In movies, when a young woman gets her first period, as well as getting blood everywhere (the back of her pants, the chair, the roof, the dog etc.) her mother, or a friend, offer her a knowing look, and then hands her a tampon with precisely no instructions.
No mention of the angle. Or perhaps a foot on the toilet seat. Or how far up precisely it’s supposed to go. No one gets out a notebook and points to exactly the hole one ought to be aiming for, the hole, which I might add, the young woman has used the least over the course of her lifetime.
She’s intuitively just meant to know how to manoeuvre some weird cotton sponge into her nether regions at the same time that blood is coming out of it and GUESS WHAT?

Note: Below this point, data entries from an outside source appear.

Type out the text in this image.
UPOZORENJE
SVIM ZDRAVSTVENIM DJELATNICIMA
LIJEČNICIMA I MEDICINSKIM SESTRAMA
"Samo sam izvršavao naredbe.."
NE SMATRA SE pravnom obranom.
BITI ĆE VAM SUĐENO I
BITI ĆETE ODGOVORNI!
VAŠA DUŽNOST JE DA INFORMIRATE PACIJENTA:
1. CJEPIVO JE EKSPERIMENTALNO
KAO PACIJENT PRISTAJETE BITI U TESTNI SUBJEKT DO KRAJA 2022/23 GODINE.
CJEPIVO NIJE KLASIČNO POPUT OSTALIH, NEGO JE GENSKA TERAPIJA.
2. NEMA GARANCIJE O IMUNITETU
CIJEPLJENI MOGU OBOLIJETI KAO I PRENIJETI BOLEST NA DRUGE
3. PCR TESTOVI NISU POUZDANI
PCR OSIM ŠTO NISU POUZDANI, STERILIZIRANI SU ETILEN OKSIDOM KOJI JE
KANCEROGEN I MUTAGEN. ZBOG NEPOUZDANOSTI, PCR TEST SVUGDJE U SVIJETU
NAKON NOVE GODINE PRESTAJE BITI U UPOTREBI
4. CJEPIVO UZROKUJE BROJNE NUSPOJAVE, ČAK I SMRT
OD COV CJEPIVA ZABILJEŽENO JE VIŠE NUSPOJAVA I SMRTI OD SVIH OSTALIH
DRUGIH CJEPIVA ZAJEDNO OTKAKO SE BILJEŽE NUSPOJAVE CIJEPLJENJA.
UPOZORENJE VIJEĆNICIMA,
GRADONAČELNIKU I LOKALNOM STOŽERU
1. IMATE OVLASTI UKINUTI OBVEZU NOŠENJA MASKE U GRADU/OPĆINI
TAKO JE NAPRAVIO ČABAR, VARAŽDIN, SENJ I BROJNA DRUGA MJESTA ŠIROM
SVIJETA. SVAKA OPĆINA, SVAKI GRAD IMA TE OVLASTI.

Sometimes she gets it wrong.
But no one tells you about those stories. Mostly because they’re confronting and people beg you to please SHHHHH once you start.
But I shan’t be shushed any longer.
It was a very hot December day when I decided to go into battle with my mortal enemy – The Tampon.
I was 15, I was perioding quite heavily (sorry but that word obviously needs to be a verb), and I wanted to go for a swim very badly.
Now, I wasn’t an idiot. I knew I couldn’t swim with the nappy/surfboard contraption that was sitting in my underpants. I’d float for goodness sake.
So I went to the cupboard and got reacquainted with the bullet-looking thing.
You see, it just wouldn’t go in.
This was probably because I was pushing it up straight where my bladder sits. Or was shaking so much out of nervousness that it was actually ending up hanging out of my left nostril.
But this day it was time.
I just… put it in.
It took 12 seconds, just like the movies. And I was f*cking stoked.